Калейдоскоп
Шрифт:
— За новым выгоном…
— За выгоном… — Сальва был близок к полнейшему отчаянью. Побледнел, дышал с трудом. — Значит, не затащишь ее сюда и дюжиной тракторов! По пути лесопитомники, молодняк, заповедники и сотни других препятствий! Всю дорогу узко, чертовски узко!
Лесник грустно поддакивал, не обнадеживал.
— Узко и вдобавок крутые повороты. Я послал за людьми, поскольку коллектив — сила, хотя и не всегда разумная. Пока соберется народ, не мешало бы вам, пан Сальва, отдохнуть. Нынче не слишком тепло…
Поскольку немного белья
— Вот, полюбуйтесь, какая жизнь, да еще за свои же деньги, — молвил лесник, набивая трубку.
Я схватил его за форменную пуговицу.
— Послушайте, я ничего не знаю. Оставьте меня в покое!
Он попытался отделаться гримасами, жестами и минами, избегал смотреть мне в глаза.
— А если бы вас, дремучий вы человек, кто-нибудь схватил за горло и придушил до потери сознания? Ну, что бы тогда?
Лесник призадумался, помолчал с минуту. Потом сказал:
— Ну, тогда бы я такого наверняка стукнул либо угостил зарядом крупной дроби из моего любимого ружьеца.
— А если бы он, дремучий вы человек, придушил вас еще крепче?
— Еще не случалось, чтобы пришлось добивать. Сказано — сделано. В таких делах лучше верить мне на слово.
— Трудный у нас с вами диалог. Свой человек в лесу, знающий здесь все и всех, мог бы поведать многое не только о корчме.
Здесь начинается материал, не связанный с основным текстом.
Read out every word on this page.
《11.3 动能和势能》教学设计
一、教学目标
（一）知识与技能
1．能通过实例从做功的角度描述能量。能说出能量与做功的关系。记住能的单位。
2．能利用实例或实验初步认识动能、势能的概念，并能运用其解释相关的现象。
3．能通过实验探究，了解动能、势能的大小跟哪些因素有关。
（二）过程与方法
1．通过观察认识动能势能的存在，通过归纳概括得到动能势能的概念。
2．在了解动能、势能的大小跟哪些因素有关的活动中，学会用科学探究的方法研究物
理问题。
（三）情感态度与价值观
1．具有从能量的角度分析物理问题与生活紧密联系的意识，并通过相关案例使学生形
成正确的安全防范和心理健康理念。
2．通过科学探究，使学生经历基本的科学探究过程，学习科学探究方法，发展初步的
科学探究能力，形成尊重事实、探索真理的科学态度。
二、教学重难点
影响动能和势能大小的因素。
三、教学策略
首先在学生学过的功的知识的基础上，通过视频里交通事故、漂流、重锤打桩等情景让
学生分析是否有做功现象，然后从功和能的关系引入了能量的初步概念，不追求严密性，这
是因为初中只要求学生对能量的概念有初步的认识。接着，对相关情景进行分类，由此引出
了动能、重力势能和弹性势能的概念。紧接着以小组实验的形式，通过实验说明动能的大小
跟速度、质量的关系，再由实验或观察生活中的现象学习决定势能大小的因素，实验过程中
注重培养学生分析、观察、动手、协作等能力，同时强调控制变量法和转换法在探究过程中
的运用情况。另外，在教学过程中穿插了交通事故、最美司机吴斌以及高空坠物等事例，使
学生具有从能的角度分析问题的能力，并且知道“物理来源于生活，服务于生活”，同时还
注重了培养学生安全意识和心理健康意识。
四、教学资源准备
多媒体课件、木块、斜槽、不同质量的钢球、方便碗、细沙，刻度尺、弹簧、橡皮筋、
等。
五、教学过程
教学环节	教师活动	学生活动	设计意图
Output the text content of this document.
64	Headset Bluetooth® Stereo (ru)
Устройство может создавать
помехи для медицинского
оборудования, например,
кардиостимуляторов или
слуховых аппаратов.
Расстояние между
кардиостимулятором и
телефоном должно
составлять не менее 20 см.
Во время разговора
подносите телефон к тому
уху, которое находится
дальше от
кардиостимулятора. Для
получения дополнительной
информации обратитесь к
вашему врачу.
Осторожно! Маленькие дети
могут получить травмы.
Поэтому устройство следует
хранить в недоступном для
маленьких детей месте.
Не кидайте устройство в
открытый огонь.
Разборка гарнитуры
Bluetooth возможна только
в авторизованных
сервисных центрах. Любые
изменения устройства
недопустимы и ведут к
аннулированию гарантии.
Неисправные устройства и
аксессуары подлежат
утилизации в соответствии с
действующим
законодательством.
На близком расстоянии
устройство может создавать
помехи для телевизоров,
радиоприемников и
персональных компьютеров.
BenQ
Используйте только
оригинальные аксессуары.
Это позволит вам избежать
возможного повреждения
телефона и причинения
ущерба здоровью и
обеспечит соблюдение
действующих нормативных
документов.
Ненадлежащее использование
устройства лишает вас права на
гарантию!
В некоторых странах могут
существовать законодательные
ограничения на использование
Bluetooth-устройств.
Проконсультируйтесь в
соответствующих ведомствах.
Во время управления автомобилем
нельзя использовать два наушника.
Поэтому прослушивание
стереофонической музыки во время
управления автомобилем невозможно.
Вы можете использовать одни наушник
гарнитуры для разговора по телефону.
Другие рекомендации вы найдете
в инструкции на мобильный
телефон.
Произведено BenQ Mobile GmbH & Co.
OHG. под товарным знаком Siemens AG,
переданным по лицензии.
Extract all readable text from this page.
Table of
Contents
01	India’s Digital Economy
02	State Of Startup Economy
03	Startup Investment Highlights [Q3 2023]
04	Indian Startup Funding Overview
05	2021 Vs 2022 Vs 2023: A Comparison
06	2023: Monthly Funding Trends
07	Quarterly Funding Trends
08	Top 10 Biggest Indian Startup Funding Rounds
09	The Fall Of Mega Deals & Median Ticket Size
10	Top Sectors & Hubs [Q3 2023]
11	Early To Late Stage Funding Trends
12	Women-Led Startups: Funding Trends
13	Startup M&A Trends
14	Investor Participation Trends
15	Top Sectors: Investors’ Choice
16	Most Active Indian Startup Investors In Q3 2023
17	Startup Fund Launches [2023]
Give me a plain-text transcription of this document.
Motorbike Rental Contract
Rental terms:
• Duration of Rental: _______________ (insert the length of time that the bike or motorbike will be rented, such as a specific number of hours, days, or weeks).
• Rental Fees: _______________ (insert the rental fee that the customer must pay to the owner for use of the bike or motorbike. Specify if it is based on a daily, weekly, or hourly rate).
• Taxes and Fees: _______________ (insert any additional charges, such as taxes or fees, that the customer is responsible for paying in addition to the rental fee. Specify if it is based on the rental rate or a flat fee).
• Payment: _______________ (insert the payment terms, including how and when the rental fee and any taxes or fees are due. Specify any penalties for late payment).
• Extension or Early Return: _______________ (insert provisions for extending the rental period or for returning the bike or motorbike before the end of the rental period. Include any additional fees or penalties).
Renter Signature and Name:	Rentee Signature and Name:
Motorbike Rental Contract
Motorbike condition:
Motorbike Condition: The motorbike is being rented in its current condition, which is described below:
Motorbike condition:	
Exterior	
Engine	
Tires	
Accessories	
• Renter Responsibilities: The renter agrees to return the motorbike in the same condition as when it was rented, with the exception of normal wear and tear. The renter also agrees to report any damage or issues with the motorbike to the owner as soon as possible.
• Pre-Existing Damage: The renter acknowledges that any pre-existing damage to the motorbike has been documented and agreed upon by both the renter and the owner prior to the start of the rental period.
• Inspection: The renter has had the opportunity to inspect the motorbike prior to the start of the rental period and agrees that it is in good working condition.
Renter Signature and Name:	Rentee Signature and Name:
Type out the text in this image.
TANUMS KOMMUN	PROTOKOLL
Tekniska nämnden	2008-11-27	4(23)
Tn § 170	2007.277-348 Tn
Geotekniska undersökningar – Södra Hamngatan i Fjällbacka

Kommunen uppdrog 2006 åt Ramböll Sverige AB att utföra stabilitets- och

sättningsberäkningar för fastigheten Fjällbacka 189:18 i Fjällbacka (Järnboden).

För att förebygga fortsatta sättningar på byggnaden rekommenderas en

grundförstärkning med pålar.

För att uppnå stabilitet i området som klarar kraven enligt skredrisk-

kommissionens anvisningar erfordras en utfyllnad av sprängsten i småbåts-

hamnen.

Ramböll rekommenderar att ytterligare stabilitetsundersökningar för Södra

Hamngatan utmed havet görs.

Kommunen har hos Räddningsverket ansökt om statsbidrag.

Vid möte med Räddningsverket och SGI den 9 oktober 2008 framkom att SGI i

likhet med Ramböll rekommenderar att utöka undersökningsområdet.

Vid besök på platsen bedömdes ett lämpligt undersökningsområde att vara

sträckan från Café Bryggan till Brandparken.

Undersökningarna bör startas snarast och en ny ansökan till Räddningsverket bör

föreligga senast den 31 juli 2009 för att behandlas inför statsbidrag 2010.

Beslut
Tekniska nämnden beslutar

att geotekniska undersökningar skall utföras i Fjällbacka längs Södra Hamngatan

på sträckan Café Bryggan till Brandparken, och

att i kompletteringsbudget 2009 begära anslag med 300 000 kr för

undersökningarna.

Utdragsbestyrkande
А вы не желаете говорить.
— А это окупится?
— А жизнь, пан лесник, положа руку на сердце, всегда ли окупается?
Он глянул испытующе, видимо, понял, что говорю дело, ибо проворчал: «Человек не грач», — и снова занялся своей трубкой.
— Что касается корчмы, — заговорил он, выдержав паузу, — то трудновато доискаться правды: все на словах, ни документов, ни следа в архивах. Лично мне известны с три дюжины летающих недвижимостей. Древние строения, особенно деревянные, любят, когда прохладно и светит луна, полетать для сугреву. Халупе тоже иногда требуется разминка. Маленько полетает, перед рассветом тихонечко вернется и делает вид, будто, как девица, проспала всю ночь на одном боку. А эта их корчма порхает в любое время дня и ночи, невзирая ни на луну, ни на погоду. Уж очень норовистая и к тому же ленивая. Сама ни за что не вернется. Мечтали о доме, а получили самолет без расписания полетов. Вот какая она, жизнь-то.
— Пан лесник, кажется, вы мне…
— Помилуйте, разве осмелюсь! Приглашаю всех на ужин.
Лесник оседлал мотоцикл, а мы за ним — на автомобиле. Сальва разговорился в машине. Он становился все несноснее.
— Дом обязан стоять на месте, а не скитаться по чужим выгонам. Не правда ли?
— Конечно, только следи за дорогой. Я чуть не пробил головой крышу.
— Домой люди добираются и в кромешной тьме, и на непослушных ногах, а за нашим домом надо гоняться по всей округе. Скажи, Аська, что мне делать?
— Ехать медленнее, лесник пылит.
— Целиком ее не дотащишь, придется разбирать на части. А как
— Обыкновенно. Вертолет ухватит халупу за шиворот и через пятнадцать минут доставит. Перед обедом пойдешь к соседу, потолкуете о плотине и бобрах, а потом о корчме.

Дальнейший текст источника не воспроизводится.